So I'm looking at playing with the data on #BlueSky's data fire-hose. They claim to have crossed 1 million app downloads, and supposedly have 290k users.
I was plugged in to the matrix for 48 hours now, and have seen interactions from 69083 unique users. Not bad, that's quite a good number of #DailyActiveUsers. I see activity from about 500-2000 users in five minute chunks, but on average it's somewhere below 1000.
On the code end. I've filtered out the language of each post, and it's an array for some reason. 
Sometimes it's
- undefined (it still has text, so it's not a picture-only post)
- ["en"] for a user who only ever posted in Japanese. Is it a default?
- Multiple languages at once. So is it a per-user parameter instead of a per-post parameter?
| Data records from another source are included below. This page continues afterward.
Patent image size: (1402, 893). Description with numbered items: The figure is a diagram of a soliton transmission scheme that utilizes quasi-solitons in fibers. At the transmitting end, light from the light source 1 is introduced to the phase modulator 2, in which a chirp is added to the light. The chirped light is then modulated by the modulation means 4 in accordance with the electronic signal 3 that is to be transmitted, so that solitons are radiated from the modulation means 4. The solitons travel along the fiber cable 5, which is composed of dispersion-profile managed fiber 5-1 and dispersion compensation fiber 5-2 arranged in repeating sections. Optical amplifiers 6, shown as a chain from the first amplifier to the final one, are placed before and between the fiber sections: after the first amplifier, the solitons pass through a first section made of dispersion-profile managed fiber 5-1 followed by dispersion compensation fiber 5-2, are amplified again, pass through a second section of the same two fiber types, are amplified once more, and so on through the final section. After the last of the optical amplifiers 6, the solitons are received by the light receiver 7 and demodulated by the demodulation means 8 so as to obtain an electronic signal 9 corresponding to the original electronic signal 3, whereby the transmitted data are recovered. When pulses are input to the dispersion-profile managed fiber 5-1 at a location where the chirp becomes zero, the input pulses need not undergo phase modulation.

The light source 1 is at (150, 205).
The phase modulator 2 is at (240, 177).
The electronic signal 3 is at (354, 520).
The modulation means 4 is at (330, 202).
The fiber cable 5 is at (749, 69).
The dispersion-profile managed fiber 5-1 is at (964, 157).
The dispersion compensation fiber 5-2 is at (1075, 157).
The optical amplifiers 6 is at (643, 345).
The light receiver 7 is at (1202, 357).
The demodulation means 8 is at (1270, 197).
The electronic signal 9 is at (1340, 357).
- Angika, com, ckb, papafish, mai, ... and other non-ISO 639-1 codes. Are they not sanitizing this value at all? I would expect them to at least only allow correct codes, and null-out wrong ones. Is that why there are undefined language labels?
They could run some form of simple language detection code for this, but it's probably too computationally expensive. 
I've found 1000+ users with posts about #anime and #manga and followed them. My feed is significantly improved. Because I used their #API class to programmatically follow them, I have accidentally followed myself, and can't unfollow me. #BugRequestSent.
I have found my people
, and managed to find their posts. But oof, the engagement of the anime/manga community on Bluesky is ridiculously low compared to other types of posts (lewds, begging, cats). They'd be lucky to get >10 likes/reposts/quote-posts. There were 2212 posts and 2122 engagements. The top posts >12 likes are mostly lewds of anime girls.
The reason for this, to me, is simple, because of the way BlueSky's DIY non-#Algorithm works, there's no proper Anime Feed.
The list of discoverable feeds in-app or in-website literally stops at the top fifty. The API also does not support querying more.
So I have taken it upon myself to work on it. #MoreWork.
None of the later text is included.